February 9, 2004 at 9:11 pm
I'm not entirely sure if this is the right place to ask this but here goes.
My company's website has a search function that searches our product database for customers. Currently we're using SQL Server's Full-Text Index to implement this functionality. I want to know if there's a better way. If there is, I want to know how to implement it. If there isn't, I would like to know how to optimize FTI.
I do realize that there's probably no "right" answer. With computers, there usually isn't. So guidelines, experiences of others, etc. would be very helpful. Also, any books on searching that I could get would also help.
Thanks for any help you can provide.
James Loesch
James C Loesch
February 10, 2004 at 1:23 am
James,
If your product database is not too big and the varchar/text fields aren't too big and the searches can be satisfied with LIKE clauses then that could be the way to go.
(notice I didn't quantify "too big". it varies. :confused
As soon as you notice significant load from scans caused by LIKE searches then it's probably time to think about full text search. But, with FT there's the overheads of extra memory and CPU requirements and decisions about when to update indexes (I recommend background updates) and all the disaster recovery and failover stuff that goes with having extra bits tacked on to SQL Server.
If you're using text fields, explore the text-in-row option.... I've seen it save plenty of SQL resources in some sites.
Cheers,
- Mark
February 10, 2004 at 9:15 am
Full-text search allows word- or phrase-based indexing of character data in Microsoft® SQL Server™ 2000 tables. Full-text search consists of these basic components:
If you are full-text indexing tables that have less than a million rows, very little performance tuning is required. If you full-text index large SQL Server tables that contain millions of rows that create large full-text catalogs, this will sustain heavy read and write activity, so you must configure SQL Server and the full-text catalogs to maximize disk I/O performance by load balancing across multiple hard disk drives. You will also need to consider hardware configurations, Microsoft Windows® 2000 or Windows NT® 4.0 system configurations, and SQL Server 2000 configurations, as well the actual location of the full-text catalogs and database files.
Hardware Considerations
Windows 2000 or Windows NT 4.0 System Configuration Considerations
SQL Server Configuration Considerations
Full-Text Indexing and Catalog Considerations
If you are attempting to limit the results from a full-text query with additional WHERE clauses, the WHERE clauses are applied after the JOIN with the SQL table results, not before. Otherwise, the result set would be incorrect because qualifying rows would be omitted from the result set without any notification to the client. To limit the results from a full-text search query, use the Top_N_Rank parameter from the CONTAINSTABLE or FREETEXTTABLE predicates.

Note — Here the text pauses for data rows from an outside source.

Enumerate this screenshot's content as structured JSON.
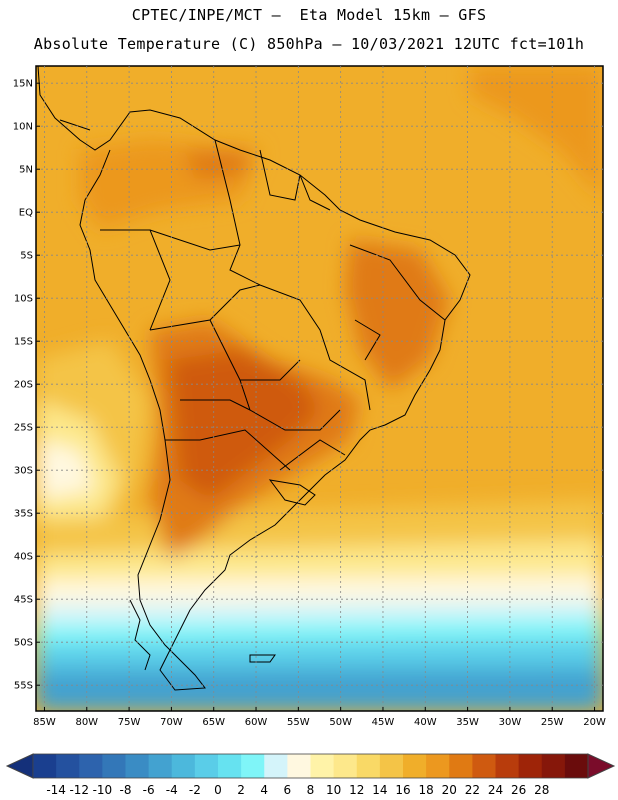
{
  "header": {
    "line1": "CPTEC/INPE/MCT –  Eta Model 15km – GFS",
    "line2": "Absolute Temperature (C) 850hPa – 10/03/2021 12UTC fct=101h"
  },
  "map": {
    "lat_labels": [
      "15N",
      "10N",
      "5N",
      "EQ",
      "5S",
      "10S",
      "15S",
      "20S",
      "25S",
      "30S",
      "35S",
      "40S",
      "45S",
      "50S",
      "55S"
    ],
    "lat_values": [
      15,
      10,
      5,
      0,
      -5,
      -10,
      -15,
      -20,
      -25,
      -30,
      -35,
      -40,
      -45,
      -50,
      -55
    ],
    "lon_labels": [
      "85W",
      "80W",
      "75W",
      "70W",
      "65W",
      "60W",
      "55W",
      "50W",
      "45W",
      "40W",
      "35W",
      "30W",
      "25W",
      "20W"
    ],
    "lon_values": [
      -85,
      -80,
      -75,
      -70,
      -65,
      -60,
      -55,
      -50,
      -45,
      -40,
      -35,
      -30,
      -25,
      -20
    ],
    "lat_range": [
      -58,
      17
    ],
    "lon_range": [
      -86,
      -19
    ]
  },
  "colorbar": {
    "labels": [
      "-14",
      "-12",
      "-10",
      "-8",
      "-6",
      "-4",
      "-2",
      "0",
      "2",
      "4",
      "6",
      "8",
      "10",
      "12",
      "14",
      "16",
      "18",
      "20",
      "22",
      "24",
      "26",
      "28"
    ],
    "colors": [
      "#1a3f8f",
      "#24519f",
      "#2d63ad",
      "#3377b8",
      "#3a8cc4",
      "#43a2d0",
      "#4cb8dc",
      "#5acde8",
      "#66e2f0",
      "#7ff5f8",
      "#d4f4fa",
      "#fff8e0",
      "#fff3a8",
      "#fde88b",
      "#f9d966",
      "#f4c447",
      "#f0ae2a",
      "#ec981f",
      "#e07a13",
      "#cf5a10",
      "#b83c0c",
      "#9e2408",
      "#86170a",
      "#6a0c0c"
    ],
    "left_arrow_color": "#14307a",
    "right_arrow_color": "#7a0c2a"
  }
}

You also may encounter Error 7619, "The query contained only ignored words" when using any of the full-text predicates in a full-text query, such as CONTAINS(pr_info, 'between AND king'). The word "between" is an ignored or noise word and the full-text query parser considers this an error, even with an OR clause. Consider rewriting this query to a phrase-based query, removing the noise word, or options offered in Knowledge Base article Q246800, "INF: Correctly Parsing Quotation Marks in FTS Queries". Also, consider using Windows 2000 Server: there have been some enhancements to the word-breaker files for Indexing Services.

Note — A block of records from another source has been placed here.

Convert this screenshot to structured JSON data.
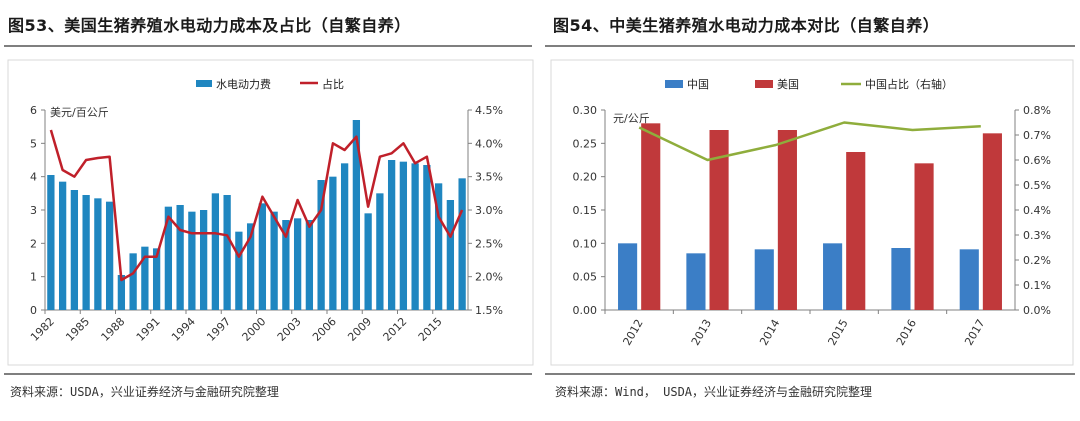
{
  "left_panel": {
    "title": "图53、美国生猪养殖水电动力成本及占比（自繁自养）",
    "source": "资料来源：USDA，兴业证券经济与金融研究院整理"
  },
  "right_panel": {
    "title": "图54、中美生猪养殖水电动力成本对比（自繁自养）",
    "source": "资料来源：Wind， USDA，兴业证券经济与金融研究院整理"
  },
  "chart_data": [
    {
      "type": "bar",
      "unit_label": "美元/百公斤",
      "x_tick_labels": [
        "1982",
        "1985",
        "1988",
        "1991",
        "1994",
        "1997",
        "2000",
        "2003",
        "2006",
        "2009",
        "2012",
        "2015"
      ],
      "years": [
        1982,
        1983,
        1984,
        1985,
        1986,
        1987,
        1988,
        1989,
        1990,
        1991,
        1992,
        1993,
        1994,
        1995,
        1996,
        1997,
        1998,
        1999,
        2000,
        2001,
        2002,
        2003,
        2004,
        2005,
        2006,
        2007,
        2008,
        2009,
        2010,
        2011,
        2012,
        2013,
        2014,
        2015,
        2016,
        2017
      ],
      "series": [
        {
          "name": "水电动力费",
          "axis": "left",
          "color": "#1f86c0",
          "values": [
            4.05,
            3.85,
            3.6,
            3.45,
            3.35,
            3.25,
            1.05,
            1.7,
            1.9,
            1.85,
            3.1,
            3.15,
            2.95,
            3.0,
            3.5,
            3.45,
            2.35,
            2.6,
            3.2,
            2.95,
            2.7,
            2.75,
            2.7,
            3.9,
            4.0,
            4.4,
            5.7,
            2.9,
            3.5,
            4.5,
            4.45,
            4.4,
            4.35,
            3.8,
            3.3,
            3.95
          ]
        },
        {
          "name": "占比",
          "axis": "right",
          "type": "line",
          "color": "#c0202a",
          "values": [
            4.2,
            3.6,
            3.5,
            3.75,
            3.78,
            3.8,
            1.95,
            2.05,
            2.3,
            2.3,
            2.9,
            2.7,
            2.65,
            2.65,
            2.65,
            2.62,
            2.3,
            2.6,
            3.2,
            2.9,
            2.6,
            3.15,
            2.75,
            3.0,
            4.0,
            3.9,
            4.1,
            3.05,
            3.8,
            3.85,
            4.0,
            3.7,
            3.8,
            2.9,
            2.6,
            3.0
          ]
        }
      ],
      "y_left": {
        "min": 0,
        "max": 6,
        "ticks": [
          "0",
          "1",
          "2",
          "3",
          "4",
          "5",
          "6"
        ]
      },
      "y_right": {
        "min": 1.5,
        "max": 4.5,
        "ticks": [
          "1.5%",
          "2.0%",
          "2.5%",
          "3.0%",
          "3.5%",
          "4.0%",
          "4.5%"
        ]
      },
      "legend_position": "top"
    },
    {
      "type": "bar",
      "unit_label": "元/公斤",
      "categories": [
        "2012",
        "2013",
        "2014",
        "2015",
        "2016",
        "2017"
      ],
      "series": [
        {
          "name": "中国",
          "axis": "left",
          "color": "#3b7ec6",
          "values": [
            0.1,
            0.085,
            0.091,
            0.1,
            0.093,
            0.091
          ]
        },
        {
          "name": "美国",
          "axis": "left",
          "color": "#c0393b",
          "values": [
            0.28,
            0.27,
            0.27,
            0.237,
            0.22,
            0.265
          ]
        },
        {
          "name": "中国占比（右轴）",
          "axis": "right",
          "type": "line",
          "color": "#8fad3c",
          "values": [
            0.73,
            0.6,
            0.66,
            0.75,
            0.72,
            0.735
          ]
        }
      ],
      "y_left": {
        "min": 0,
        "max": 0.3,
        "ticks": [
          "0.00",
          "0.05",
          "0.10",
          "0.15",
          "0.20",
          "0.25",
          "0.30"
        ]
      },
      "y_right": {
        "min": 0,
        "max": 0.8,
        "ticks": [
          "0.0%",
          "0.1%",
          "0.2%",
          "0.3%",
          "0.4%",
          "0.5%",
          "0.6%",
          "0.7%",
          "0.8%"
        ]
      },
      "legend_position": "top"
    }
  ]
}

There are also full-text indexing and searching considerations when determining whether to include multiple SQL tables in one full-text catalog versus one SQL table per full-text catalog. There is a trade-off between performance and maintenance when considering this design question with large SQL tables and you may want to test both options for your environment. If you choose to have multiple SQL tables in one full-text catalog, you incur the overhead of longer-running full-text search queries as well because incremental populations will force the full-text indexing of all other SQL tables in that full-text catalog. If you choose to have a single SQL table per full-text catalog and have multiple SQL tables full-text indexed, you have the overhead of maintaining separate full-text catalogs with a total limit of 256 full-text catalogs per server.